De griffier, Het lid van de voormelde kamer,
(K. van der Leij) (J.B.H. Röben)
Afschriften zijn aangetekend per post verzonden op 14 maart 2005
Tegen deze uitspraak kunnen beide partijen binnen zes weken na de verzenddatum beroep in cassatie instellen bij de Hoge Raad der Nederlanden (belastingkamer), Postbus 20303, 2500 EH Den Haag. Daarbij moet het volgende in acht worden genomen:
1 - bij het beroepschrift wordt een afschrift van deze uitspraak overgelegd.

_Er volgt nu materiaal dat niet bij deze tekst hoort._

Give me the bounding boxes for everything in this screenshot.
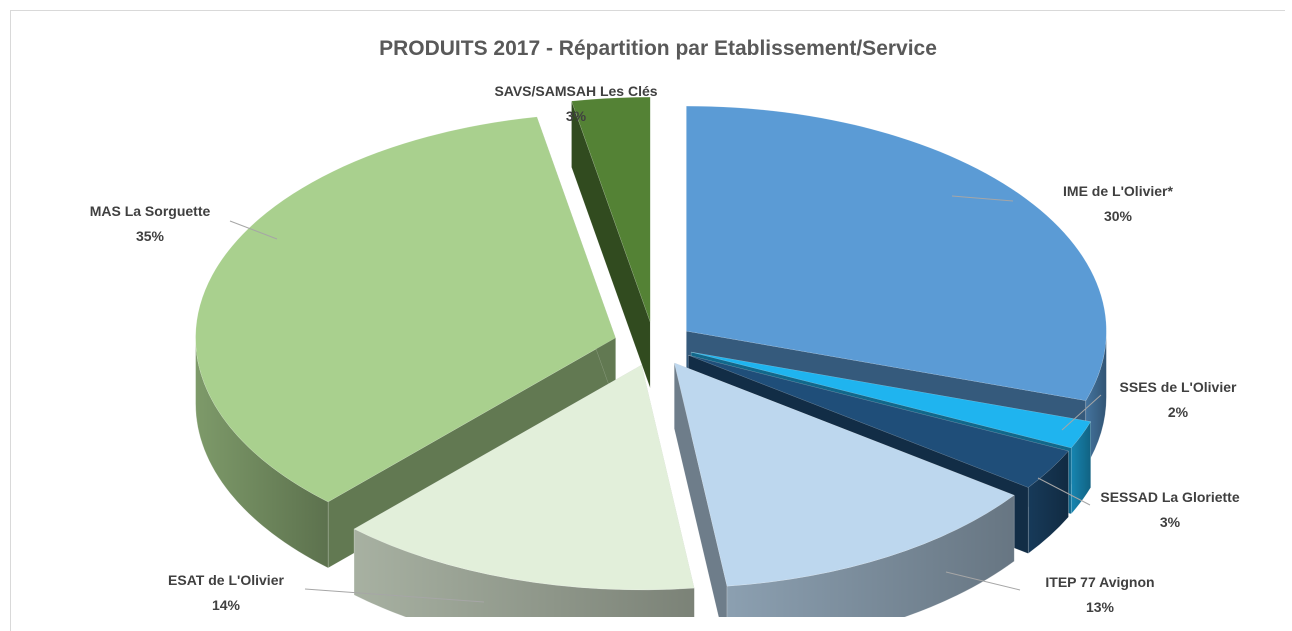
slice-percent-3: 13%	[1086, 599, 1115, 615]
slice-percent-2: 3%	[1160, 514, 1181, 530]
leader-line-4	[304, 588, 485, 603]
slice-label-2: SESSAD La Gloriette	[1100, 489, 1239, 505]
leader-line-5	[229, 220, 278, 240]
left-strip	[0, 0, 10, 617]
slice-top-2	[688, 354, 1069, 488]
slice-top-6	[571, 96, 651, 323]
labels-layer: IME de L'Olivier* 30% SSES de L'Olivier 2% S…	[90, 83, 1240, 615]
slice-percent-0: 30%	[1104, 208, 1133, 224]
slice-label-4: ESAT de L'Olivier	[168, 572, 284, 588]
slice-label-1: SSES de L'Olivier	[1120, 379, 1237, 395]
slice-top-0	[686, 105, 1107, 401]
slice-percent-4: 14%	[212, 597, 241, 613]
slice-4	[353, 364, 695, 617]
slice-label-5: MAS La Sorguette	[90, 203, 211, 219]
slice-top-4	[353, 364, 695, 591]
slice-top-3	[674, 362, 1015, 587]
slice-top-1	[691, 351, 1092, 449]
leader-line-2	[1037, 477, 1091, 506]
slices-layer	[195, 96, 1107, 617]
slice-label-3: ITEP 77 Avignon	[1045, 574, 1154, 590]
slice-label-0: IME de L'Olivier*	[1063, 183, 1173, 199]
slice-side-shade-3-0	[726, 494, 1015, 617]
pie-chart: PRODUITS 2017 - Répartition par Etabliss…	[90, 37, 1240, 617]
slice-percent-5: 35%	[136, 228, 165, 244]
leader-line-0	[951, 195, 1014, 202]
slice-label-6: SAVS/SAMSAH Les Clés	[494, 83, 657, 99]
leader-line-1	[1061, 394, 1102, 431]
slice-6	[571, 96, 651, 389]
chart-title: PRODUITS 2017 - Répartition par Etabliss…	[379, 37, 937, 60]
slice-percent-6: 3%	[566, 108, 587, 124]
slice-3	[674, 362, 1015, 617]
leader-line-3	[945, 571, 1021, 591]
slice-percent-1: 2%	[1168, 404, 1189, 420]
slice-top-5	[195, 116, 616, 503]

2 - het beroepschrift moet ondertekend zijn en ten minste het volgende vermelden:
a. de naam en het adres van de indiener;
b. de dagtekening;
c. een omschrijving van de uitspraak waartegen het beroep in cassatie is gericht;
d. de gronden van het beroep in cassatie.
Voor het instellen van beroep in cassatie is griffierecht verschuldigd. Na het instellen van beroep in cassatie ontvangt de indiener een nota griffierecht van de griffier van de Hoge Raad.
In het cassatieberoepschrift kan de Hoge Raad verzocht worden om de wederpartij te veroordelen in de proceskosten.